Собрание сочинений в десяти томах. Том 3 - Юзеф Игнаций Крашевский
— Он совсем не виноват, — добавила Мина, — калишский дядя силком его втянул. Пусть же теперь он за него и платит.
— Все они одинаково хороши и стоят того, чтобы жить у меня в подвалах, под ногами! — заревел, стуча кубком, Лысый. — Я должен был княжить во Вроцлаве, в Кракове и… везде! Долго я ждал, наконец переловил их; пусть сидят…

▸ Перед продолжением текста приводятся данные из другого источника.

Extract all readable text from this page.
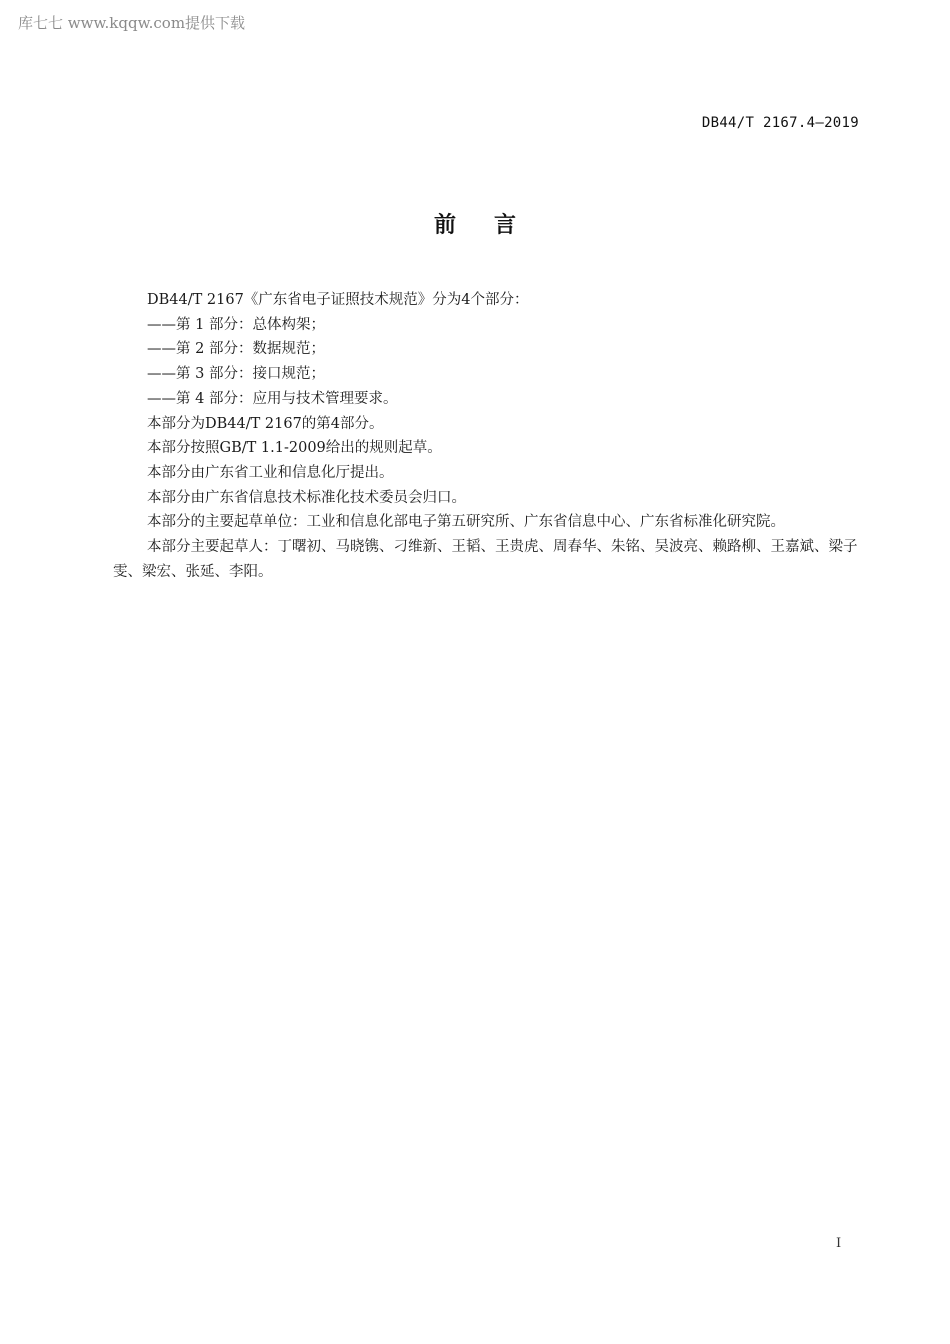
库七七 www.kqqw.com提供下载
DB44/T 2167.4—2019
前言

DB44/T 2167《广东省电子证照技术规范》分为4个部分：

——第 1 部分：总体构架；

——第 2 部分：数据规范；

——第 3 部分：接口规范；

——第 4 部分：应用与技术管理要求。

本部分为DB44/T 2167的第4部分。

本部分按照GB/T 1.1-2009给出的规则起草。

本部分由广东省工业和信息化厅提出。

本部分由广东省信息技术标准化技术委员会归口。

本部分的主要起草单位：工业和信息化部电子第五研究所、广东省信息中心、广东省标准化研究院。

本部分主要起草人：丁曙初、马晓镌、刁维新、王韬、王贵虎、周春华、朱铭、吴波亮、赖路柳、王嘉斌、梁子雯、梁宏、张延、李阳。

I
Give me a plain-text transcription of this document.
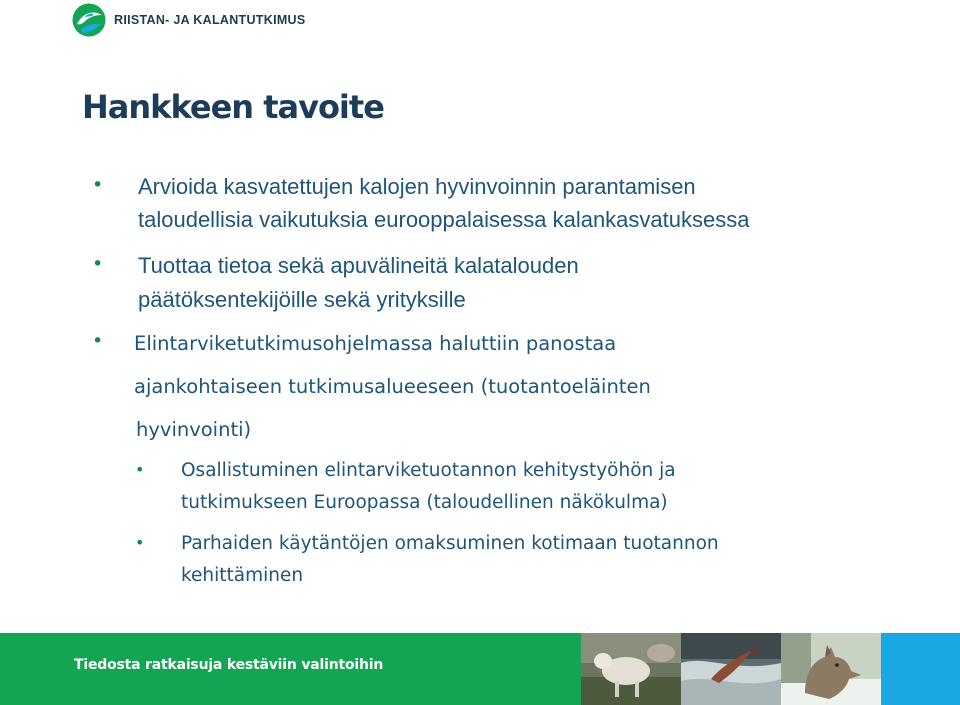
RIISTAN- JA KALANTUTKIMUS
Hankkeen tavoite
• Arvioida kasvatettujen kalojen hyvinvoinnin parantamisen

taloudellisia vaikutuksia eurooppalaisessa kalankasvatuksessa

• Tuottaa tietoa sekä apuvälineitä kalatalouden

päätöksentekijöille sekä yrityksille

• Elintarviketutkimusohjelmassa haluttiin panostaa

ajankohtaiseen tutkimusalueeseen (tuotantoeläinten

hyvinvointi)

• Osallistuminen elintarviketuotannon kehitystyöhön ja

tutkimukseen Euroopassa (taloudellinen näkökulma)

• Parhaiden käytäntöjen omaksuminen kotimaan tuotannon

kehittäminen

Tiedosta ratkaisuja kestäviin valintoihin
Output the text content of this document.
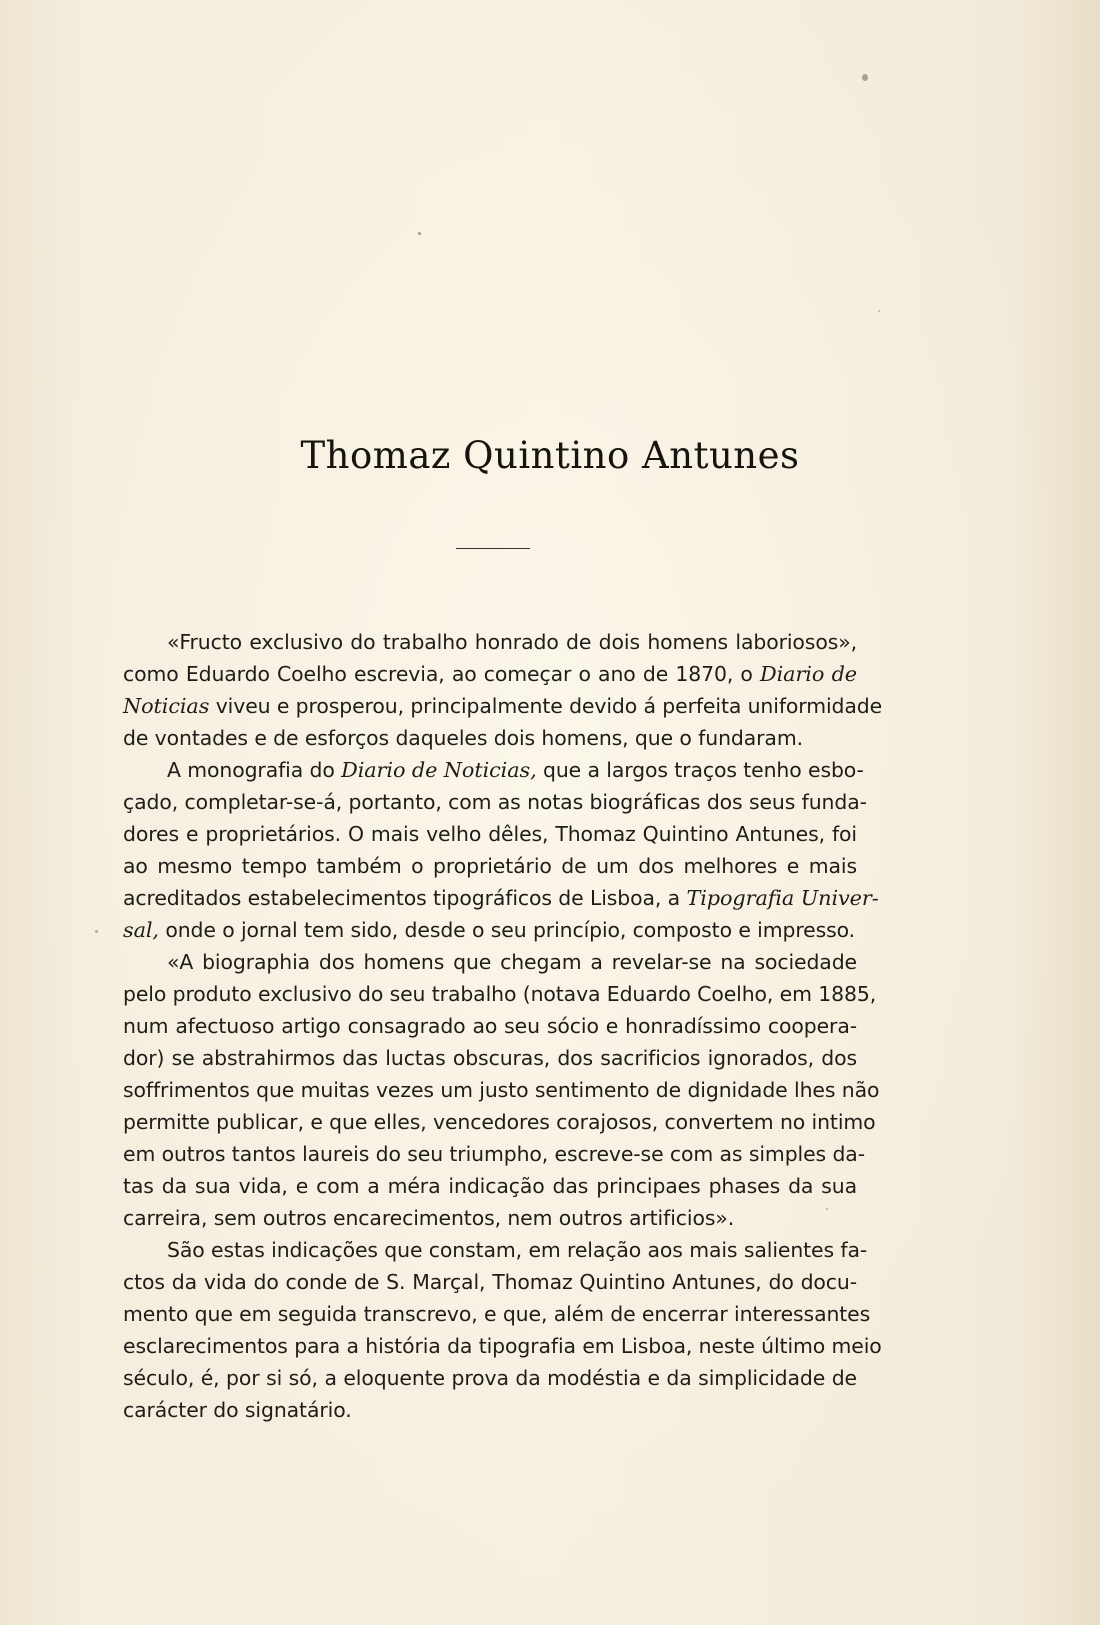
Thomaz Quintino Antunes
«Fructo exclusivo do trabalho honrado de dois homens laboriosos»,
como Eduardo Coelho escrevia, ao começar o ano de 1870, o Diario de
Noticias viveu e prosperou, principalmente devido á perfeita uniformidade
de vontades e de esforços daqueles dois homens, que o fundaram.
A monografia do Diario de Noticias, que a largos traços tenho esbo-
çado, completar-se-á, portanto, com as notas biográficas dos seus funda-
dores e proprietários. O mais velho dêles, Thomaz Quintino Antunes, foi
ao mesmo tempo também o proprietário de um dos melhores e mais
acreditados estabelecimentos tipográficos de Lisboa, a Tipografia Univer-
sal, onde o jornal tem sido, desde o seu princípio, composto e impresso.
«A biographia dos homens que chegam a revelar-se na sociedade
pelo produto exclusivo do seu trabalho (notava Eduardo Coelho, em 1885,
num afectuoso artigo consagrado ao seu sócio e honradíssimo coopera-
dor) se abstrahirmos das luctas obscuras, dos sacrificios ignorados, dos
soffrimentos que muitas vezes um justo sentimento de dignidade lhes não
permitte publicar, e que elles, vencedores corajosos, convertem no intimo
em outros tantos laureis do seu triumpho, escreve-se com as simples da-
tas da sua vida, e com a méra indicação das principaes phases da sua
carreira, sem outros encarecimentos, nem outros artificios».
São estas indicações que constam, em relação aos mais salientes fa-
ctos da vida do conde de S. Marçal, Thomaz Quintino Antunes, do docu-
mento que em seguida transcrevo, e que, além de encerrar interessantes
esclarecimentos para a história da tipografia em Lisboa, neste último meio
século, é, por si só, a eloquente prova da modéstia e da simplicidade de
carácter do signatário.
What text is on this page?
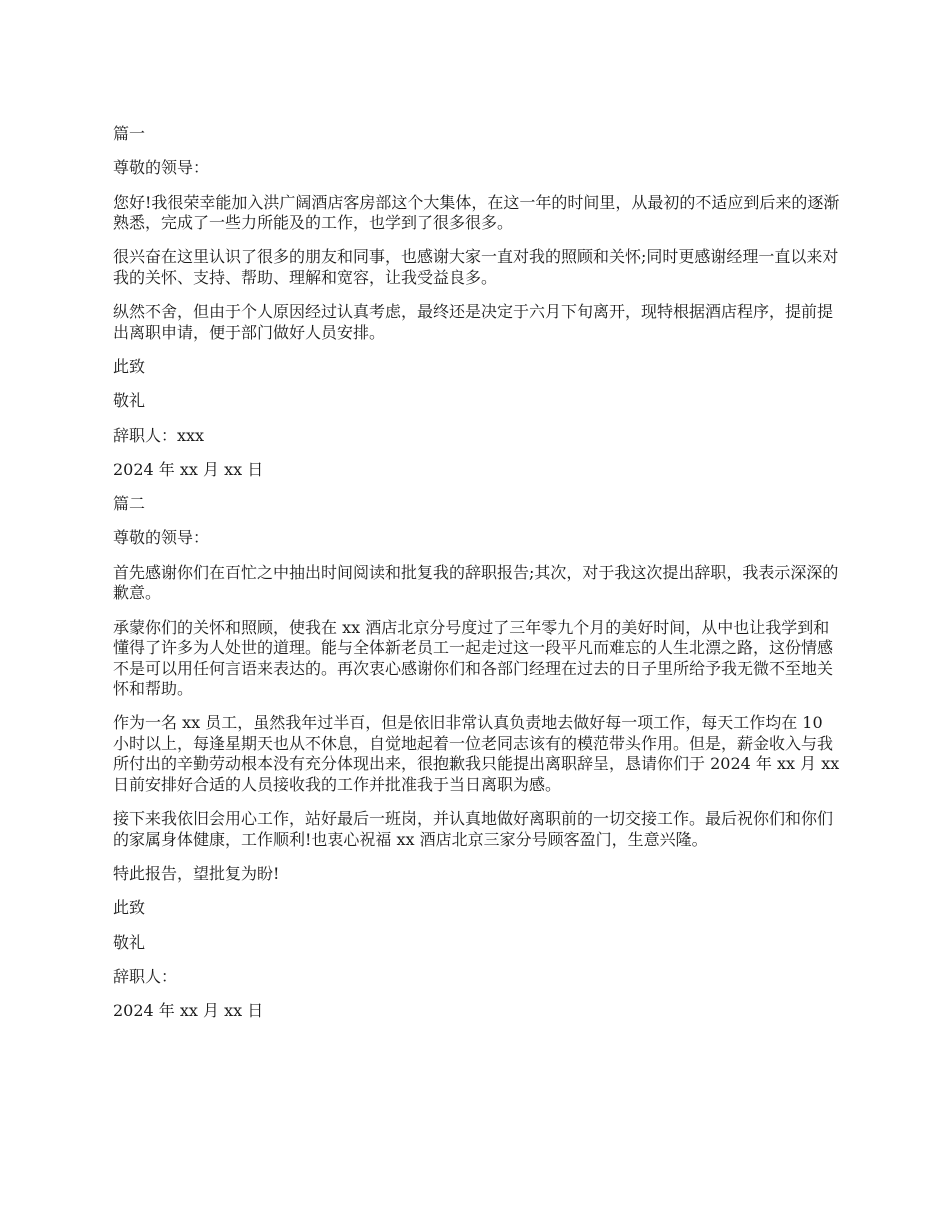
篇一

尊敬的领导：

您好!我很荣幸能加入洪广阔酒店客房部这个大集体，在这一年的时间里，从最初的不适应到后来的逐渐熟悉，完成了一些力所能及的工作，也学到了很多很多。

很兴奋在这里认识了很多的朋友和同事，也感谢大家一直对我的照顾和关怀;同时更感谢经理一直以来对我的关怀、支持、帮助、理解和宽容，让我受益良多。

纵然不舍，但由于个人原因经过认真考虑，最终还是决定于六月下旬离开，现特根据酒店程序，提前提出离职申请，便于部门做好人员安排。

此致

敬礼

辞职人：xxx

2024 年 xx 月 xx 日

篇二

尊敬的领导：

首先感谢你们在百忙之中抽出时间阅读和批复我的辞职报告;其次，对于我这次提出辞职，我表示深深的歉意。

承蒙你们的关怀和照顾，使我在 xx 酒店北京分号度过了三年零九个月的美好时间，从中也让我学到和懂得了许多为人处世的道理。能与全体新老员工一起走过这一段平凡而难忘的人生北漂之路，这份情感不是可以用任何言语来表达的。再次衷心感谢你们和各部门经理在过去的日子里所给予我无微不至地关怀和帮助。

作为一名 xx 员工，虽然我年过半百，但是依旧非常认真负责地去做好每一项工作，每天工作均在 10 小时以上，每逢星期天也从不休息，自觉地起着一位老同志该有的模范带头作用。但是，薪金收入与我所付出的辛勤劳动根本没有充分体现出来，很抱歉我只能提出离职辞呈，恳请你们于 2024 年 xx 月 xx 日前安排好合适的人员接收我的工作并批准我于当日离职为感。

接下来我依旧会用心工作，站好最后一班岗，并认真地做好离职前的一切交接工作。最后祝你们和你们的家属身体健康，工作顺利!也衷心祝福 xx 酒店北京三家分号顾客盈门，生意兴隆。

特此报告，望批复为盼!

此致

敬礼

辞职人：

2024 年 xx 月 xx 日
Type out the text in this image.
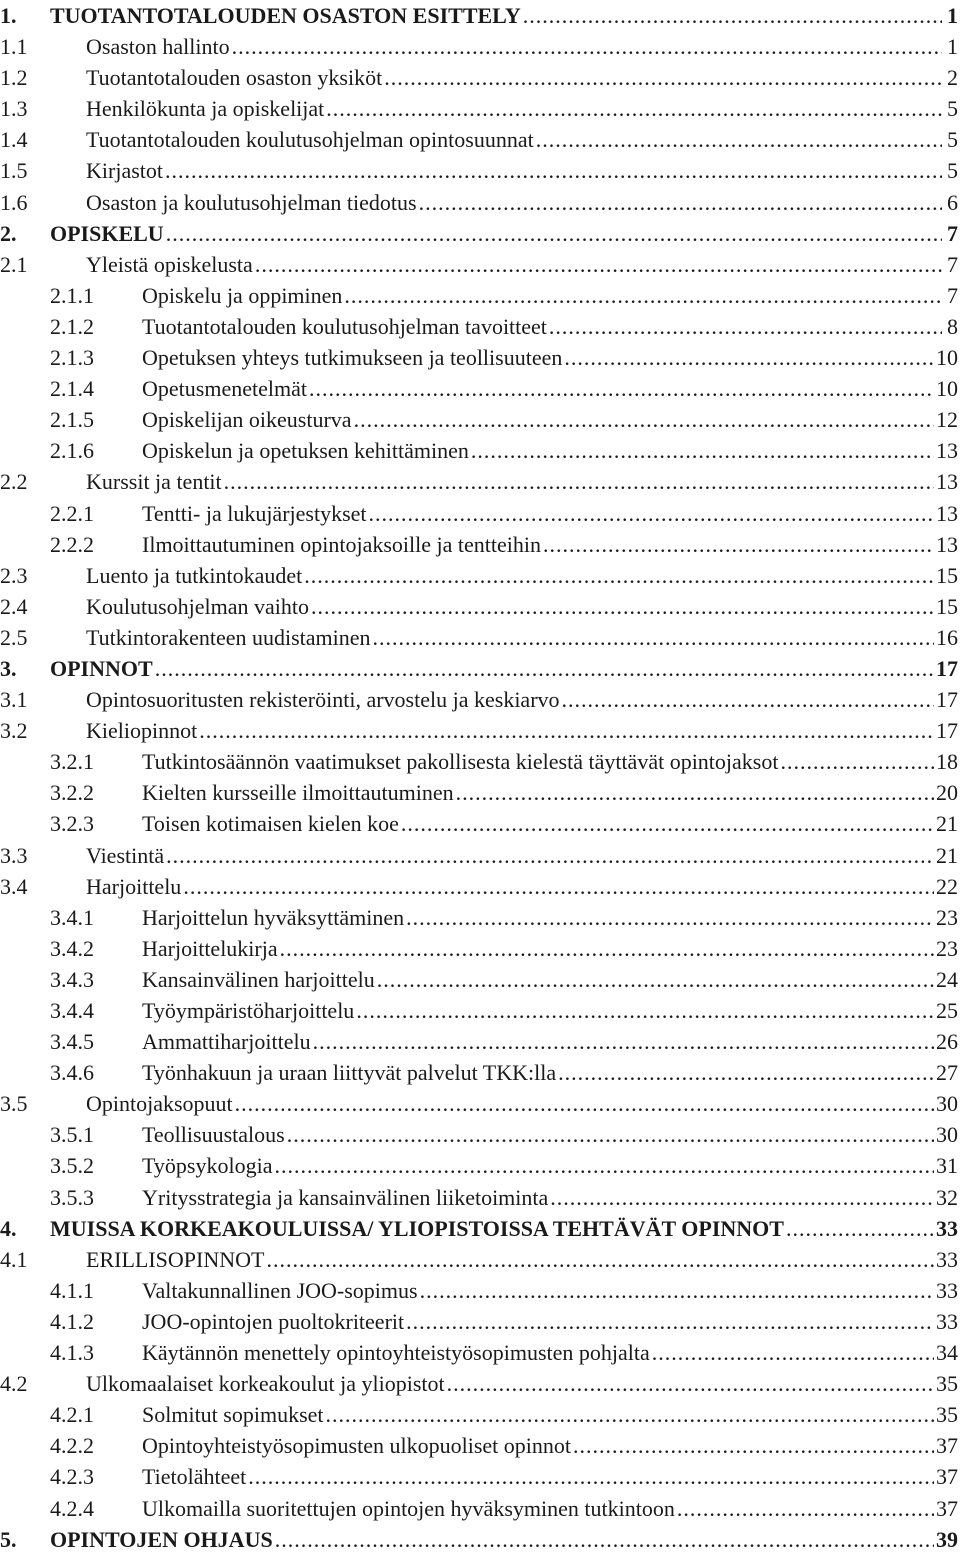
1.	TUOTANTOTALOUDEN OSASTON ESITTELY .....	1
1.1	Osaston hallinto .....	1
1.2	Tuotantotalouden osaston yksiköt .....	2
1.3	Henkilökunta ja opiskelijat .....	5
1.4	Tuotantotalouden koulutusohjelman opintosuunnat .....	5
1.5	Kirjastot .....	5
1.6	Osaston ja koulutusohjelman tiedotus .....	6
2.	OPISKELU .....	7
2.1	Yleistä opiskelusta .....	7
2.1.1	Opiskelu ja oppiminen .....	7
2.1.2	Tuotantotalouden koulutusohjelman tavoitteet .....	8
2.1.3	Opetuksen yhteys tutkimukseen ja teollisuuteen .....	10
2.1.4	Opetusmenetelmät .....	10
2.1.5	Opiskelijan oikeusturva .....	12
2.1.6	Opiskelun ja opetuksen kehittäminen .....	13
2.2	Kurssit ja tentit .....	13
2.2.1	Tentti- ja lukujärjestykset .....	13
2.2.2	Ilmoittautuminen opintojaksoille ja tentteihin .....	13
2.3	Luento ja tutkintokaudet .....	15
2.4	Koulutusohjelman vaihto .....	15
2.5	Tutkintorakenteen uudistaminen .....	16
3.	OPINNOT .....	17
3.1	Opintosuoritusten rekisteröinti, arvostelu ja keskiarvo .....	17
3.2	Kieliopinnot .....	17
3.2.1	Tutkintosäännön vaatimukset pakollisesta kielestä täyttävät opintojaksot .....	18
3.2.2	Kielten kursseille ilmoittautuminen .....	20
3.2.3	Toisen kotimaisen kielen koe .....	21
3.3	Viestintä .....	21
3.4	Harjoittelu .....	22
3.4.1	Harjoittelun hyväksyttäminen .....	23
3.4.2	Harjoittelukirja .....	23
3.4.3	Kansainvälinen harjoittelu .....	24
3.4.4	Työympäristöharjoittelu .....	25
3.4.5	Ammattiharjoittelu .....	26
3.4.6	Työnhakuun ja uraan liittyvät palvelut TKK:lla .....	27
3.5	Opintojaksopuut .....	30
3.5.1	Teollisuustalous .....	30
3.5.2	Työpsykologia .....	31
3.5.3	Yritysstrategia ja kansainvälinen liiketoiminta .....	32
4.	MUISSA KORKEAKOULUISSA/ YLIOPISTOISSA TEHTÄVÄT OPINNOT .....	33
4.1	ERILLISOPINNOT .....	33
4.1.1	Valtakunnallinen JOO-sopimus .....	33
4.1.2	JOO-opintojen puoltokriteerit .....	33
4.1.3	Käytännön menettely opintoyhteistyösopimusten pohjalta .....	34
4.2	Ulkomaalaiset korkeakoulut ja yliopistot .....	35
4.2.1	Solmitut sopimukset .....	35
4.2.2	Opintoyhteistyösopimusten ulkopuoliset opinnot .....	37
4.2.3	Tietolähteet .....	37
4.2.4	Ulkomailla suoritettujen opintojen hyväksyminen tutkintoon .....	37
5.	OPINTOJEN OHJAUS .....	39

Погладила его Сонка, успокаивая, гусляр стал наигрывать и напевать. Лысый выпил вина и немного отошел. Услышав пение, сам стал подпевать; на Мину глядел иронически и с вожделением, а та ему тоже бросала смелые взгляды. Почувствовала Мина, что Лысый стал мягче, и воспользовалась этим.
— Ну князь, — заговорила решительно, — не будьте же жестоким, это вам не идет. Пустите меня к моему господину!
— Жаль тебя, цветочек, чтобы ты гнила в этом подвале, где он… там лишь крысы да лягушки могут жить! — смеялся Рогатка.
— Ну так вели его из подвала перевести в какую-нибудь комнату, — настаивала Сонка, может быть, чтобы избавиться от Мины и ее кокетливых взглядов.
Князь дернул усы.
— Эх вы бабы! Бабы! Из-за вас-то люди гибнут. Повернулся к гусляру.
— Играй, шельма!
Зазвенели струны. Лысый стал петь и посвистывать.
— Ха, ха! — перебил он. — Песенки, песенки! Генричек, племянничек мой, вот кто умеет сочинять песни. Пусть же теперь попоет!
Понемногу подобрел Рогатка; сначала велел Мине убираться. Сонка вступилась за нее, потом он Мине подмигивал, и получил от Сонки пощечину, наконец Сонка распорядилась сама, велела позвать управителя и тут же приказала ему:
— Польского князя переведите из подвала в черную комнату и ту (указала на Мину) допустите к нему.
Вдруг Генрих кулачищем ударил по столу.
— Ты что? Будешь тут распоряжаться!
— А буду! — закричала Сонка. — Буду! Разве у меня нет власти, когда и ты должен меня слушать! — и повернулась к управителю.
— Слышал? Я велю, и он должен велеть то же, что и я! Лысый погладил голову.
— Гусляр, собачий сын, играй же, чтоб утешиться!
Вслед за уходящим управителем побежала Мина, давая ему деньги и ласково заговаривая.
Шли вместе темными комнатами в заднюю часть замка, где был ход в подвал, запертый железной дверью. Мина серчала. Открыли дверь, она хотела сейчас же броситься туда, но в темноте ничего не видела… Пшемко, увидав свет, вскочил, крикнул и, подбежав, бросился ей на шею.
Мина схватила его за руку и потащила наверх.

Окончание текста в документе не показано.